Самая очевидная причина уже не казалась мне столь однозначной: я боюсь его или воспоминаний о нём, которые начинают возвращаться в мою жизнь и давить на самые больные места? Да и боль — не самое страшное, что может приключиться со мной. Страшнее всего сойти с ума, когда пару месяцев тому назад я висела на волоске над бездонностью, широким, необъятным пространством собственных выдумок и реальности, смешавшихся в одну мерзкую, липкую, вонючую жижу, сопротивляться которой не было никаких сил. Что же это — страх потеряться в собственном теле, в своих раздумьях, которые, как поставленная по кругу пластинка, вертятся в голове каждую секунду, или страх перед какой-то паршивой книжонкой, лежащей на столе в метре от меня?

Я потушила сигарету и выбросила её в приоткрытое окно. Положив предплечье на подоконник, а на неё — голову, я выдохнула весь воздух, что скопился в моих лёгких, будто надеясь, что смогу вместе с ним выпустить весь груз, лежавший на душе. Не хочу врать — да и смысл? — не раз я думала о том, что всё может закончится в один миг, что такой вздох, как сейчас, может стать последним перед шагом в небытие, в котором нет ничего, что есть в этом твари подобном городе. Я могла сделать этот шаг. И всё ещё могу. Но я никогда, никогда не позволяла думать себе об этом всерьёз. Каждый раз я мысленно давала себе пощёчину, потому что это полностью противоречит моей природе. Я всегда надеялась на лучшее, хоть ничего толком и не предпринимала, а эти мысли... они такие ветхие, такие ненадёжные и сухие, что стоит дотронуться, и они раскрошатся, как засохший листик с дерева.
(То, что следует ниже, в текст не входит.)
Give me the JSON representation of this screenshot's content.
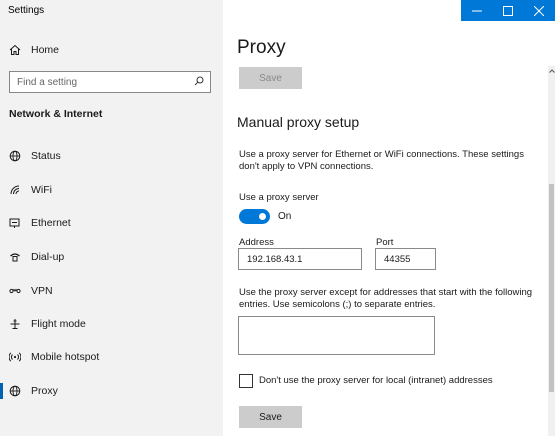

Это всегда казалось мне какой-то мелочностью, незрелостью и отголоском неугомонного максимализма. Но сейчас это почему-то выглядит, как единственный выход. Есть в этом что-то — взять и с разбегу метнуться навстречу месту, где... нет ничего?

Нет, нет, это ужасно. Это безумно, безответственно, эгоистично, незрело, мелочно, максималистично. Не было бы ничего из этого, если бы с этим невозможно было справиться. Так поступают только отчаянные (забавно, не на моих ли глазах зреет, если не гниёт, отчаянность?), забитые, слабые люди. Легко ведь пустить себе пулю в висок, когда знаешь, что не будешь знать больше ничего об этом мире и ничего больше не потревожит твоей жалкой душонки, так? У всего есть выход. Можно поступить как трус и просто убежать, можно поступить как человек, который решил, что игнорировать проблемы – это лучший способ их решения. Это лучше, чем совершить глупую, в высшей степени идиотскую ошибку, за которую поплатиться должен не только ты, но и люди, которые будут смотреть на дыру в твоём черепе и окровавленную стену за спиной.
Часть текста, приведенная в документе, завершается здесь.